Now for the part that most don't want to talk about, and I usually don't, but its driving me crazy not to, so here goes. Your love life sucks! At least for me. I know I'm not the only one with this problem, but here goes anyway. When you are already moving around like you are on a boat, the last thing you want to do is make it worse. And here comes the love life. Any additional rocking sucks. Its miserable when you want to be intimate with your partner and it literally makes you sick. Your partner knows whats going on, yet telling him/her, "sex is making me sick," really doesn't come off well. It makes you feel guilty. It makes you feel like another part is taken away. You try everything you can to not make your symptoms worse, but it doesn't help. You feel like such a lousy spouse. I want to be with my husband. I want to show him how much I love him, yet there are so many more times than not that I just CAN'T!
Again, let me repeat how wonderfully patient my husband is. He has been with me every step of the way. He has been my rock, my punching bag (no I don't actually hit him), my tissue box, my support beam. He has taken everyday in stride, as I know a lot of the spouses and partners with this syndrome have. I know that this is just another test to our marriage and we are fighting every step of the way.
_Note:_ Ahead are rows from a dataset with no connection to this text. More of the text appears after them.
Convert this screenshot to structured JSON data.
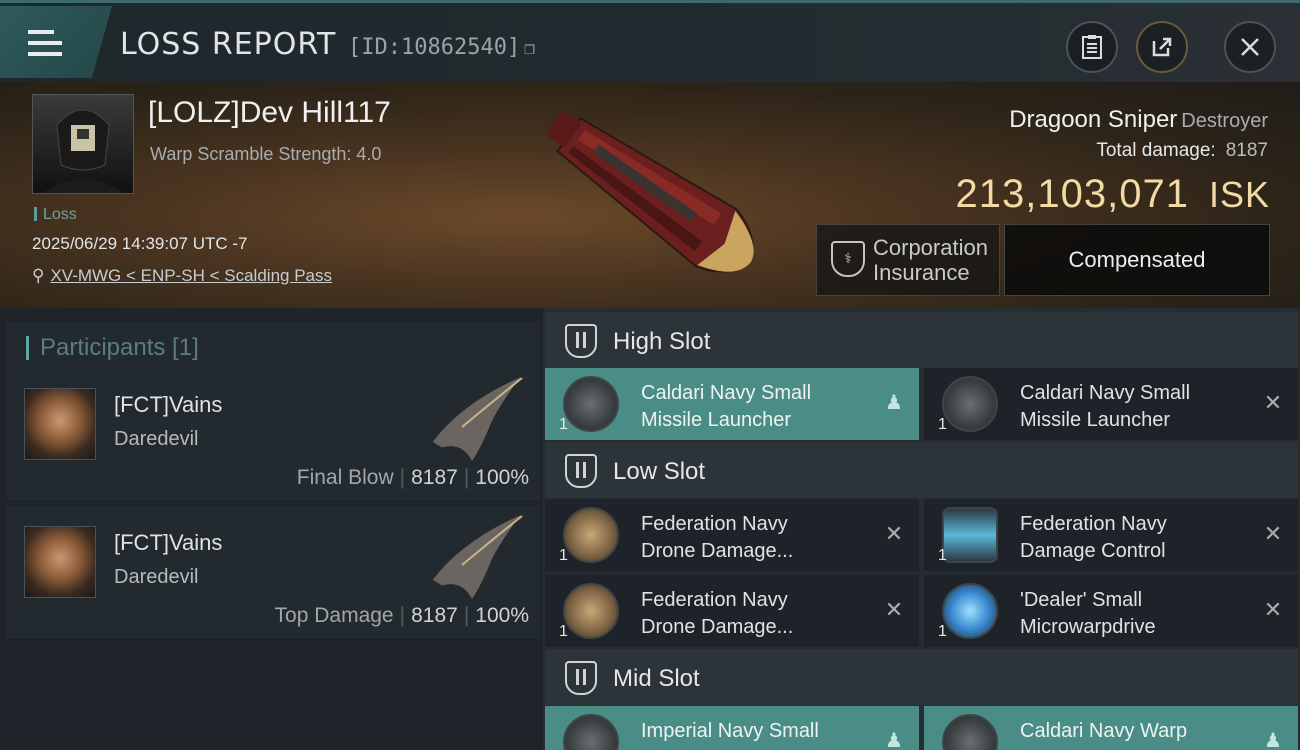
{
  "header": {
    "title": "LOSS REPORT",
    "report_id": "[ID:10862540]",
    "icons": [
      "menu-icon",
      "clipboard-icon",
      "share-icon",
      "close-icon"
    ]
  },
  "victim": {
    "name": "[LOLZ]Dev Hill117",
    "warp_scramble": "Warp Scramble Strength: 4.0",
    "status": "Loss",
    "datetime": "2025/06/29 14:39:07 UTC -7",
    "location": "XV-MWG < ENP-SH < Scalding Pass"
  },
  "ship": {
    "name": "Dragoon Sniper",
    "class": "Destroyer",
    "total_damage_label": "Total damage:",
    "total_damage": "8187",
    "isk_value": "213,103,071",
    "isk_unit": "ISK"
  },
  "insurance": {
    "corp_line1": "Corporation",
    "corp_line2": "Insurance",
    "compensated": "Compensated"
  },
  "participants": {
    "header": "Participants [1]",
    "rows": [
      {
        "name": "[FCT]Vains",
        "ship": "Daredevil",
        "label": "Final Blow",
        "damage": "8187",
        "percent": "100%"
      },
      {
        "name": "[FCT]Vains",
        "ship": "Daredevil",
        "label": "Top Damage",
        "damage": "8187",
        "percent": "100%"
      }
    ]
  },
  "slots": {
    "high": {
      "title": "High Slot",
      "modules": [
        {
          "line1": "Caldari Navy Small",
          "line2": "Missile Launcher",
          "qty": "1"
        },
        {
          "line1": "Caldari Navy Small",
          "line2": "Missile Launcher",
          "qty": "1"
        }
      ]
    },
    "low": {
      "title": "Low Slot",
      "modules": [
        {
          "line1": "Federation Navy",
          "line2": "Drone Damage...",
          "qty": "1"
        },
        {
          "line1": "Federation Navy",
          "line2": "Damage Control",
          "qty": "1"
        },
        {
          "line1": "Federation Navy",
          "line2": "Drone Damage...",
          "qty": "1"
        },
        {
          "line1": "'Dealer' Small",
          "line2": "Microwarpdrive",
          "qty": "1"
        }
      ]
    },
    "mid": {
      "title": "Mid Slot",
      "modules": [
        {
          "line1": "Imperial Navy Small",
          "line2": "",
          "qty": ""
        },
        {
          "line1": "Caldari Navy Warp",
          "line2": "",
          "qty": ""
        }
      ]
    }
  },
  "colors": {
    "accent": "#4a8d86",
    "isk": "#f3d9a4",
    "loss_tag": "#6fa3a0"
  }
}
And when I'm tired of fighting, Josh rubs my shoulders, swipes away the sweat, gives me water, and pushes me right back into the ring to keep going.
I know that I am doing the best that I can. That none of this is my fault. But sometimes I just have my own pity party and feel miserable for everything my family is having to go through. Everyday is not only a struggle for me but for my family too. But we will get through this as well, and we will keep pushing forward and come out much stronger than ever before.